Media Release – Atheist Foundation of Australia:
Atheist Foundation of Australia President David Nicholls today called for reason to prevail in the frenzy leading up to the canonisation of Mary MacKillop and asks that governments and individuals re-direct the money being spent on trips to Rome towards cancer research and financial support for cancer sufferers.
“The amount of money that is being spent by individuals and governments on a ceremony to acknowledge a person who had been dead for 50 years before she supposedly ‘cured’ someone of cancer, is staggering and completely inappropriate,” he said.

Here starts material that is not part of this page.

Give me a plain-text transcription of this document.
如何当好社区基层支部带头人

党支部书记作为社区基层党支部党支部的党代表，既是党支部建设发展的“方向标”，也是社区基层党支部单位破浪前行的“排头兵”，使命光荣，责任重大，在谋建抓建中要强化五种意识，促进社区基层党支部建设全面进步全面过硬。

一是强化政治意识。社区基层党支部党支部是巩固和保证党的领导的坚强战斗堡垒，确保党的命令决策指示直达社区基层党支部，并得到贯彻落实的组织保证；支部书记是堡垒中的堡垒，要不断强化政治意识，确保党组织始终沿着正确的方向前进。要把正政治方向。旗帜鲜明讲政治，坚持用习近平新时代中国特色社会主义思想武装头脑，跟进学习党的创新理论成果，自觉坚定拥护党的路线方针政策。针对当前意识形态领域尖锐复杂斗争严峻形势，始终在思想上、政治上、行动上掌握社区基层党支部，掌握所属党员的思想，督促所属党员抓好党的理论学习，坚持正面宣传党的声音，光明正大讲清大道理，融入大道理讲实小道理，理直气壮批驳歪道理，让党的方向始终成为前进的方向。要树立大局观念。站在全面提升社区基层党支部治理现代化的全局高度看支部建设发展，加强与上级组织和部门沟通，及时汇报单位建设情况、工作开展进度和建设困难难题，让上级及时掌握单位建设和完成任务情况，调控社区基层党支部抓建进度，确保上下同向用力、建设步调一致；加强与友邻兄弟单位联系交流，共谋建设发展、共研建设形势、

Pope Benedict XVI recently announced that Melbourne-born nun Mary MacKillop would be canonised on October 17 after the Vatican agreed that she had been the cause of two miracles—allegedly curing a woman of Leukaemia in 1961 and NSW grandmother Kathleen Evans of lung and brain cancer in 1993.
“It must be an embarrassment to many members of the Catholic Church that this kind of mumbo jumbo is accepted as reasonable in an age where people are cured of cancer every day, and many cancers go into remission for no discernable reason. This does not mean there is no reason, only that the reason is unknown. What will the RC Church say when science discovers the reason?” said David Nicholls.
“It is important to remember that the rules and processes for identifying a saint are not based in science. Science does not state that because we do not know, a god did it.”
“The fact that this is taken seriously by anyone is a big concern for modern society. It is not only holding up myth and fairytale over commonsense and science, but it is showing such a misguided prioritisation of taxpayer’s money and time.”
“One has to wonder at the selection process for curing very ill patients. Why are two people saved and thousands not. Do they have less valuable lives in the eyes of a heartless god?”
“Of course it is wonderful that these people experienced a reprieve from a terrible disease, but just because their recovery seemed unlikely, does not make it the work of a long dead nun and an omniscient being.”
“I call on everyone touched by these people’s stories to focus their attention on helping other victims of cancer and their families, not on witnessing an event that is based on a fairytale concocted by the Catholic Church,” he said.